BenchmarkTools.Trial:
  memory estimate:  30.19 MiB
  allocs estimate:  14355
  --------------
  minimum time:     1.827 ms (0.00% GC)
  median time:      4.166 ms (0.00% GC)
  mean time:        5.854 ms (33.06% GC)
  maximum time:     61.606 ms (92.00% GC)
  --------------
  samples:          5112
  evals/sample:     1

There is however no change in performance when I run the full function (5s Distributed, 22s Serial, 61s Threads)

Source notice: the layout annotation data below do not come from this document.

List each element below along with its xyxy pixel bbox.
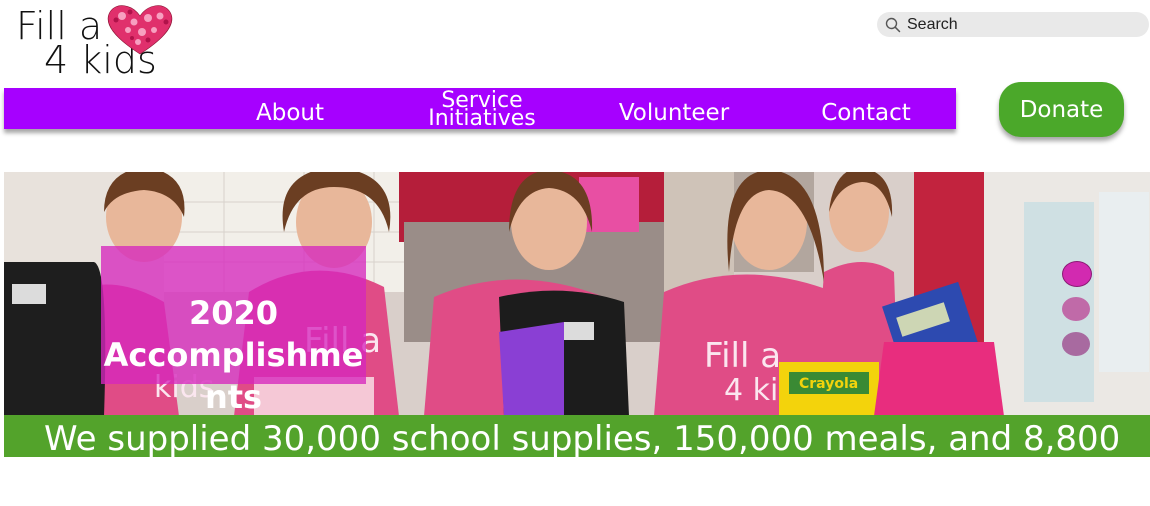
hearts-cluster-icon [107,5,173,55]
svg-text:Crayola: Crayola [799,376,858,392]
search-input[interactable] [907,15,1127,34]
banner-text: We supplied 30,000 school supplies, 150,… [44,419,1121,457]
carousel-dot-2[interactable] [1062,297,1090,321]
caption-line-3: nts [204,378,263,416]
carousel-dot-3[interactable] [1062,332,1090,356]
nav-volunteer[interactable]: Volunteer [588,88,760,129]
donate-button[interactable]: Donate [999,82,1124,137]
main-nav: About Service Initiatives Volunteer Cont… [4,88,956,131]
nav-service-label-line2: Initiatives [428,106,536,131]
nav-contact[interactable]: Contact [780,88,952,129]
search-bar[interactable] [877,12,1149,37]
carousel-dot-1[interactable] [1062,261,1092,287]
hero-slideshow: Fill a Fill a 4 kids kids Crayola 2020 A… [4,172,1150,416]
site-logo[interactable]: Fill a 4 kids [14,0,174,84]
caption-line-2: Accomplishme [103,336,364,374]
nav-service-initiatives[interactable]: Service Initiatives [396,88,568,131]
nav-about[interactable]: About [204,88,376,129]
svg-text:Fill a: Fill a [704,336,781,376]
search-icon [885,17,901,32]
caption-line-1: 2020 [188,294,279,332]
slide-caption-title: 2020 Accomplishme nts [101,292,366,416]
accomplishments-banner: We supplied 30,000 school supplies, 150,… [4,415,1150,457]
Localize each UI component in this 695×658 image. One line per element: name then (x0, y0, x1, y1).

I’ve narrowed it down to a minimum example where EnsembleThreads starts to run into problems (on my machine at least):

function Lindblad_rhs!(du, ρ, p, t)
	@inbounds begin
		Ω1 = p[1]
		νp1 = p[2]
		Δ1 = p[3]
		Ω2 = p[4]
		νp2 = p[5]
		Δ2 = p[6]
		Ω1ᶜ = conj(Ω1)
		Ω2ᶜ = conj(Ω2)
		Px1 = sine_wave(t, νp1, 4.71238898038469)
		Pz1 = sine_wave(t, νp1, 1.5707963267948966)
		Px2 = sine_wave(t, νp2, 1.5707963267948966)
		Pz2 = sine_wave(t, νp2, 4.71238898038469)
		norm1 = sqrt(Px1^2+Pz1^2)
		norm2 = sqrt(Px2^2+Pz2^2)
		Px1 /= norm1
		Pz1 /= norm1
		Px2 /= norm2
		Pz2 /= norm2
		du[1,14] = -5026548.24574367*ρ[1,14] - 1.0*1im*(-0.487104536814559*Ω2*ρ[1,1]*Px2 - 0.674428203801002*Ω2*ρ[1,2]*Pz2 - 0.476946169171229*Ω2*ρ[1,3]*Px2 + 0.283550246614439*Ω2*ρ[1,5]*Pz2 + 0.200508115928818*Ω2*ρ[1,6]*Px2 - 0.43301270380128*Ω2*ρ[1,8]*Px2 + 0.433033582428828*Ω2*ρ[1,9]*Pz2 + 0.176793733186045*Ω2*ρ[1,10]*Px2 + 0.487104536814559*Ω2*ρ[14,14]*Px2 - 0.688943961004228*Ω2*ρ[15,14]*Pz2 - 0.487209355797023*Ω2*ρ[16,14]*Px2 - ρ[1,14]*(Δ2 + 91343.5840148926) - 1245272.14598083*ρ[1,14])
    end
    nothing
end

Serial:

BenchmarkTools.Trial:
  memory estimate:  6.01 GiB
  allocs estimate:  2063222
  --------------
  minimum time:     1.851 s (14.80% GC)
  median time:      1.887 s (15.18% GC)
  mean time:        1.914 s (15.31% GC)
  maximum time:     2.070 s (16.10% GC)
  --------------
  samples:          16
  evals/sample:     1

Threads:

BenchmarkTools.Trial:
  memory estimate:  6.01 GiB
  allocs estimate:  2063255
  --------------
  minimum time:     3.825 s (50.15% GC)
  median time:      4.199 s (47.21% GC)
  mean time:        4.212 s (46.91% GC)
  maximum time:     4.551 s (49.54% GC)
  --------------
  samples:          8
  evals/sample:     1

A single solve in this case takes about 11 ms, versus 140 \mu s for the case where Threads is indeed faster, so it seem like it’s related to the time to solve a single problem.
The documentation does mention that Distributed is recommended for cases where trajectories are at least a ms each, but why is the Threaded parallelism so much slower, for larger problems even slower than Serial.

The GC is serial. If you multithread and hit the GC, it’ll stop all parallelism and be slower than the serial case if the GC is hit too often. That looks to be what’s going on here.